The thoughts went on and on and on, lodging itself deeper and deeper into my head.

I was terrified.

Was this really me? Was I truly undeserving of his attitude towards me?

The more I kept thinking, the more emotional I got.

Maybe I am right. Maybe I do deserve better. I mean, it’s not like I’m trying to hurt anyone. It’s not in my personality to be mean or rude. Maybe he’s just being sensitive.

As uncomfortable as I was, hearing this other voice in my head, I quickly turned towards the ceiling, closed my eyes and inhaled deeply, slowly releasing every tension I had felt in my body, through my nose.

Suddenly, my thoughts quieted down. My heart relaxed. It became clear to me, after going through awfully similar incidents, that this was my default mode for escaping reality — the reality of being wrong, of being irresponsible, for my behavior.
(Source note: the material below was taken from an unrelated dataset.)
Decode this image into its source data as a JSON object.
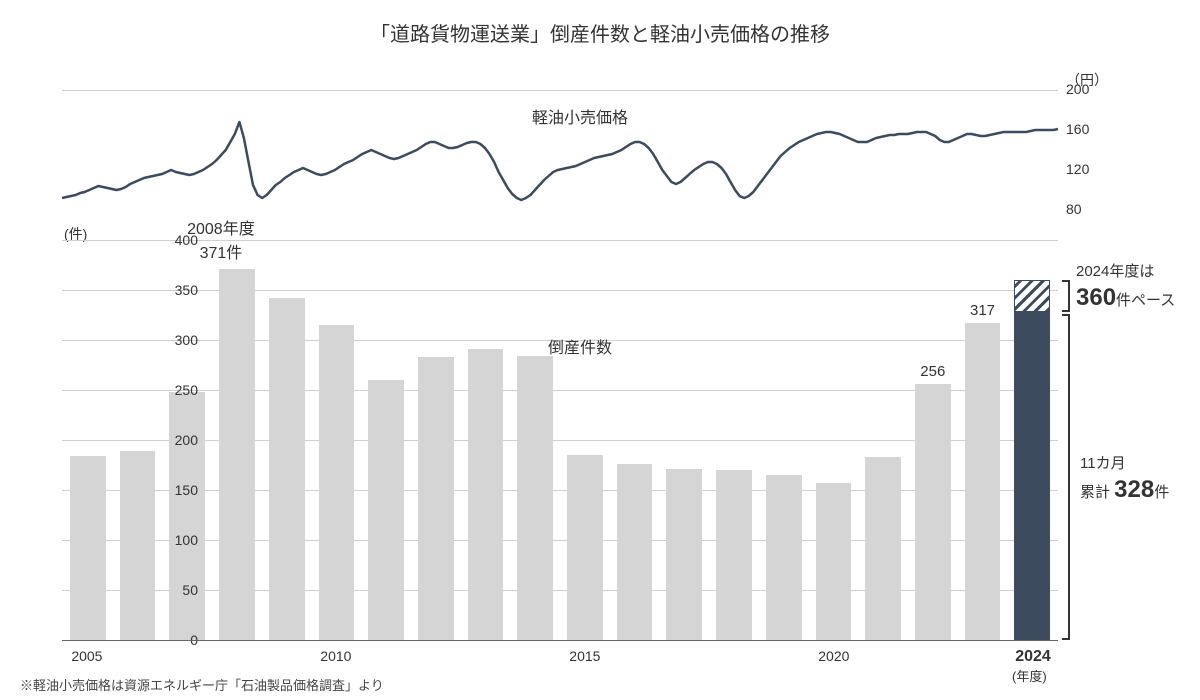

It wasn’t my boyfriend’s fault that I was feeling the way I did — upset, angry and annoyed. It was me.

I was the one who couldn’t shift my attention well enough to see what was more important in life. I was the one who couldn’t express the same amount of energy and enthusiasm as he did when I got excited. I was the one who couldn’t feel how it feels to be brushed off.

I hate the feeling of being wrong, worst admitting it, but I’d hate it even more if I can’t think straight, if I keep letting my emotions rule my life, if I keep holding myself back from understanding the very flaws I need to work on.
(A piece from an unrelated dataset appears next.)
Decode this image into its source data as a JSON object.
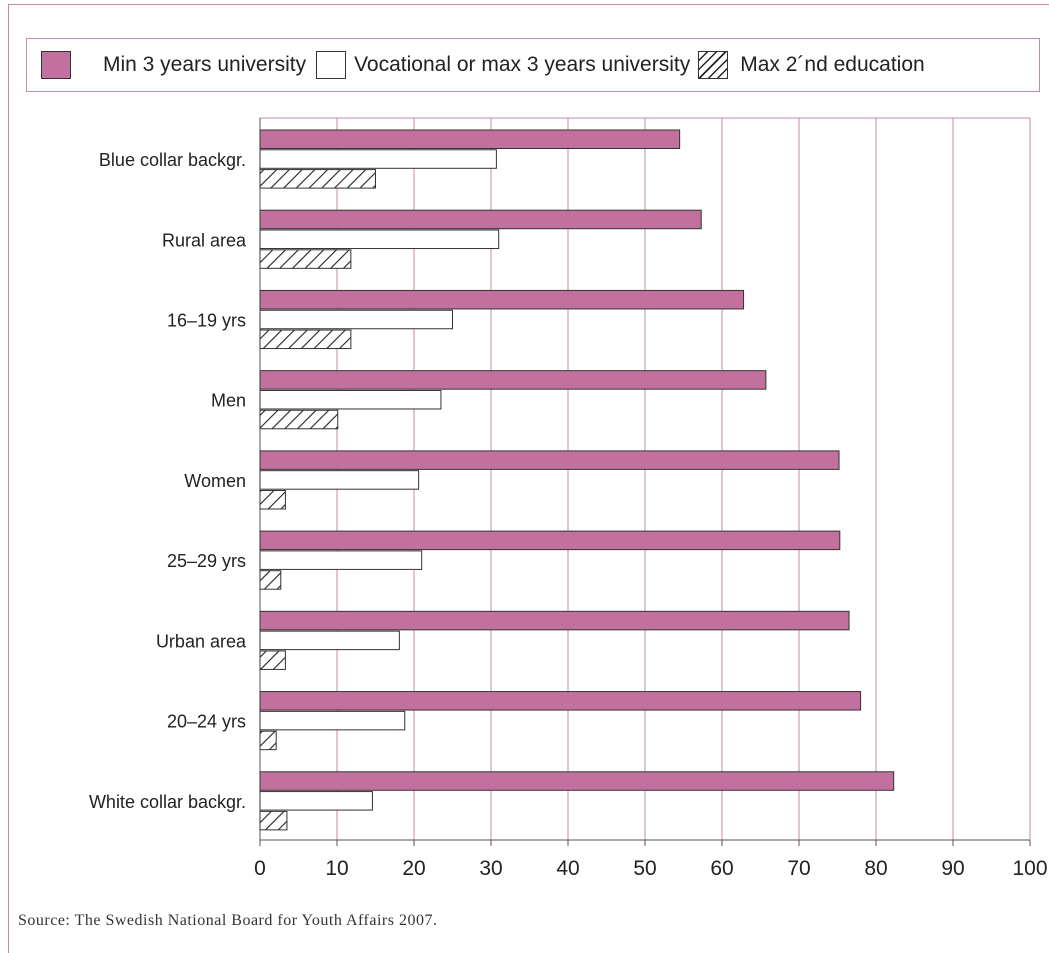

After writing this all down in my journal (it’s proven to help you gain perspective on your experiences and find lessons in them), I realized there was something else I had learned about our minds: They’re flawed. We can’t discern what’s real and what’s imagined, what we’re thinking about and what’s actually happening. Whatever we choose to focus on — whether that’s an image or an emotion — we process it through our minds as real.

It’s why dreams can feel so real, why visualization helps athletes become world-class, why kids are more resistant to pain when they imagine themselves as Superman and why I almost believed my boyfriend was bad. Our minds are ingeniously built to adapt, and if we can guide it to see the good in the bad or to accept our flaws and fix them, we can change who we want to become.
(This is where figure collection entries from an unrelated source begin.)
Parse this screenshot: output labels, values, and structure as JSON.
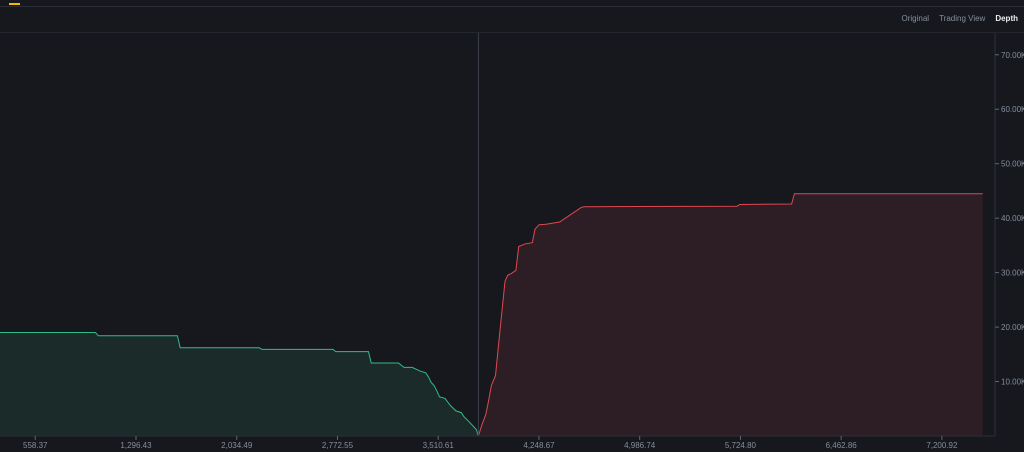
{
  "view_tabs": [
    {
      "label": "Original",
      "active": false
    },
    {
      "label": "Trading View",
      "active": false
    },
    {
      "label": "Depth",
      "active": true
    }
  ],
  "colors": {
    "background": "#17181e",
    "bid_line": "#2ebd85",
    "bid_fill": "#1a2b2a",
    "ask_line": "#e0474f",
    "ask_fill": "#2d1e26",
    "tab_indicator": "#f0b90b"
  },
  "chart_data": {
    "type": "area",
    "title": "",
    "xlabel": "",
    "ylabel": "",
    "x_tick_labels": [
      "558.37",
      "1,296.43",
      "2,034.49",
      "2,772.55",
      "3,510.61",
      "4,248.67",
      "4,986.74",
      "5,724.80",
      "6,462.86",
      "7,200.92"
    ],
    "y_tick_labels": [
      "10.00K",
      "20.00K",
      "30.00K",
      "40.00K",
      "50.00K",
      "60.00K",
      "70.00K"
    ],
    "xlim": [
      300,
      7590
    ],
    "ylim": [
      0,
      74000
    ],
    "grid": false,
    "mid_price": 3805,
    "series": [
      {
        "side": "bids",
        "x": [
          300,
          1000,
          1020,
          1600,
          1620,
          2200,
          2220,
          2740,
          2760,
          3000,
          3020,
          3220,
          3260,
          3320,
          3380,
          3420,
          3440,
          3460,
          3480,
          3500,
          3520,
          3560,
          3600,
          3640,
          3680,
          3700,
          3730,
          3760,
          3790,
          3805
        ],
        "y": [
          19000,
          19000,
          18400,
          18400,
          16200,
          16200,
          15900,
          15900,
          15500,
          15500,
          13400,
          13400,
          12600,
          12600,
          11900,
          11600,
          10800,
          9800,
          9300,
          8300,
          7200,
          6900,
          5600,
          4600,
          4300,
          3500,
          2800,
          2000,
          1200,
          0
        ]
      },
      {
        "side": "asks",
        "x": [
          3805,
          3830,
          3860,
          3880,
          3900,
          3930,
          3960,
          4000,
          4020,
          4050,
          4080,
          4100,
          4150,
          4200,
          4220,
          4250,
          4300,
          4400,
          4560,
          4580,
          5700,
          5720,
          6100,
          6120,
          7500
        ],
        "y": [
          0,
          2000,
          4000,
          6500,
          9300,
          11100,
          18500,
          28400,
          29500,
          29900,
          30400,
          34800,
          35300,
          35500,
          38000,
          38800,
          38900,
          39300,
          42000,
          42100,
          42200,
          42500,
          42600,
          44500,
          44500
        ]
      }
    ]
  }
}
And if my desire is to become a better person by being more aware, at shifting my focus and controlling my emotions, then by all means I’ll keep fighting with my brain.

…until I get there.

Note: My boyfriend never intends to hurt me or cause me pain. He always does things for my best interest and tries to help me out whenever I need it, as I do for him. The only reason why I summoned the thoughts I did was because when you’re emotionally upset, your mind tends to pick on the teeniest things that’ve bothered you in the past which explains how one negative thought can snowball into many others. This is part of human nature; our minds do this to protect us from those who we think have caused us pain when in reality, we’re usually overreacting.


This post took 19 hours, 47 minutes to write.